La Bastide du colonel de Florence Roche

La bastide du colonel par Roche
 
>                                                       La Bastide du Colonel de Florence Roche ( De Borée – 411 pages )


Je savais d’avance en prenant un roman de Florence Roche que j’allais être passionnée par l’histoire.

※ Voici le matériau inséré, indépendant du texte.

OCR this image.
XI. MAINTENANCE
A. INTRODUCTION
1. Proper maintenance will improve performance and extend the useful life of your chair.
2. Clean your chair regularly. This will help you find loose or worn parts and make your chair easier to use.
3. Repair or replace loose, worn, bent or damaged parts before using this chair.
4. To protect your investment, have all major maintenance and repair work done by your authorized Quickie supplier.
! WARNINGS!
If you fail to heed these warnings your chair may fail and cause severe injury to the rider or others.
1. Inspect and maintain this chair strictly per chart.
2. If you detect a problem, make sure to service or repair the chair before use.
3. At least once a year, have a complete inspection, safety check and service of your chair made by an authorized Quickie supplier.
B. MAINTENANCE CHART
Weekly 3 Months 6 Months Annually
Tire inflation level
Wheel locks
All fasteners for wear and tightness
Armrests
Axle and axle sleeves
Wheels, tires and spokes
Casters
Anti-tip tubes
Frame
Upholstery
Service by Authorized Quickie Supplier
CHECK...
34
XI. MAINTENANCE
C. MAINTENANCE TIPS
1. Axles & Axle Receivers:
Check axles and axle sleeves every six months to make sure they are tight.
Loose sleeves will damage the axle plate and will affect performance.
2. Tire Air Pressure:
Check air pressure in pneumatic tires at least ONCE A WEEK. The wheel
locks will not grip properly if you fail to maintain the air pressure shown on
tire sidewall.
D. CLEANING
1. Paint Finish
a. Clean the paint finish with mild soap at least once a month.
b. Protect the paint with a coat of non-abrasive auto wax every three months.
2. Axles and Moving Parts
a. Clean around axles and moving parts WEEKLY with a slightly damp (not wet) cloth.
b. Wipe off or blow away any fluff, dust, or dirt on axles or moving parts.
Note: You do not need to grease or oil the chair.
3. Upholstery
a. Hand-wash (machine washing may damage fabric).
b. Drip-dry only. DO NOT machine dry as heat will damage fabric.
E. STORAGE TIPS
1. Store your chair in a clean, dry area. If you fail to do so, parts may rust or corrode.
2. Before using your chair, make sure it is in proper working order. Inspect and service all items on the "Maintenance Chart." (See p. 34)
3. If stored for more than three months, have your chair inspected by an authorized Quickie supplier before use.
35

Elle nourrit toujours mes petites cellules grises !
Je reconnais le professeur qui instruit en nous captivant. Il y a aussi une morale car le méchant est toujours puni ! Je finis par connaître Florence par ses romans et elle m’est sympathique.
J’ai eu une pensée amicale pour mon ami, Colonel Patrick Mothes en lisant le titre. 
Les premières pages nous plongent dans l’horreur de la guerre des tranchées de 14-18. Souvenez-vous de la bataille du Chemin des Dames et du nombres de morts et de blessés pour juste quelques ares gagnés et vite reperdus. 
Combien sont morts et enterrés par les obus à jamais disparus !
Alors un soldat mort, Florimond donne son identité à un autre, Philibert qui n’a plus de visage …démobilisé il rentre dans le Midi à la Bastide du Colonel retrouver son père et sa femme, Maria….Vous pensez que l’intrigue est simple et bien non.
Florence nous donne en passant un cours sur la vinification. 
Si vous voulez oublier ce vilain virus, prenez ce livre génial et partez découvrir la Bastide du Colonel ….j’ai adoré y passer quelques heures en compagnie de ces personnages. Merci Florence…je vais continuer à dévorer vos livres donc n’arrêtez pas surtout d’en écrire d’autres.
Bonne lecture;
Marie Reine

J’aime beaucoup lire les livres de Florence Roche et je suis heureuse que ce livre t’ait plu

Marie Reine

 De la part de Marie

> Message du 18/05/21 15:13
> De : “marie 
> A : “Reine”
> Copie à :
> Objet : Bonjour Marie Reine
>
>Je viens de finir le livre que tu m’as prêté : La Bastide du colonel de Florence Roche.
>J’ai beaucoup aimé ce livre qui se passe lors de la guerre 14/18.
>J’ai retrouvé dans les papiers de mes parents un petit carnet de guerre de mon grand-père qui retrace sa vie de soldat a cette époque. Il a été brancardier, puis colombophile. Il ne parlait jamais de cette guerre, sans doute trop violente pour qu ‘il nous raconte ces horreurs.
>Ce livre qui parle d’usurpation d’identité et de gueule cassé, de reconstruction, d’amour d’un père et d’un fils (même si la filiation est fausse),de tromperies, d’amour impossible, avec de belles descriptions de paysage du sud de la France m’a vraiment touché.
>Merci Marie Reine de m’avoir fait découvrir cette auteure.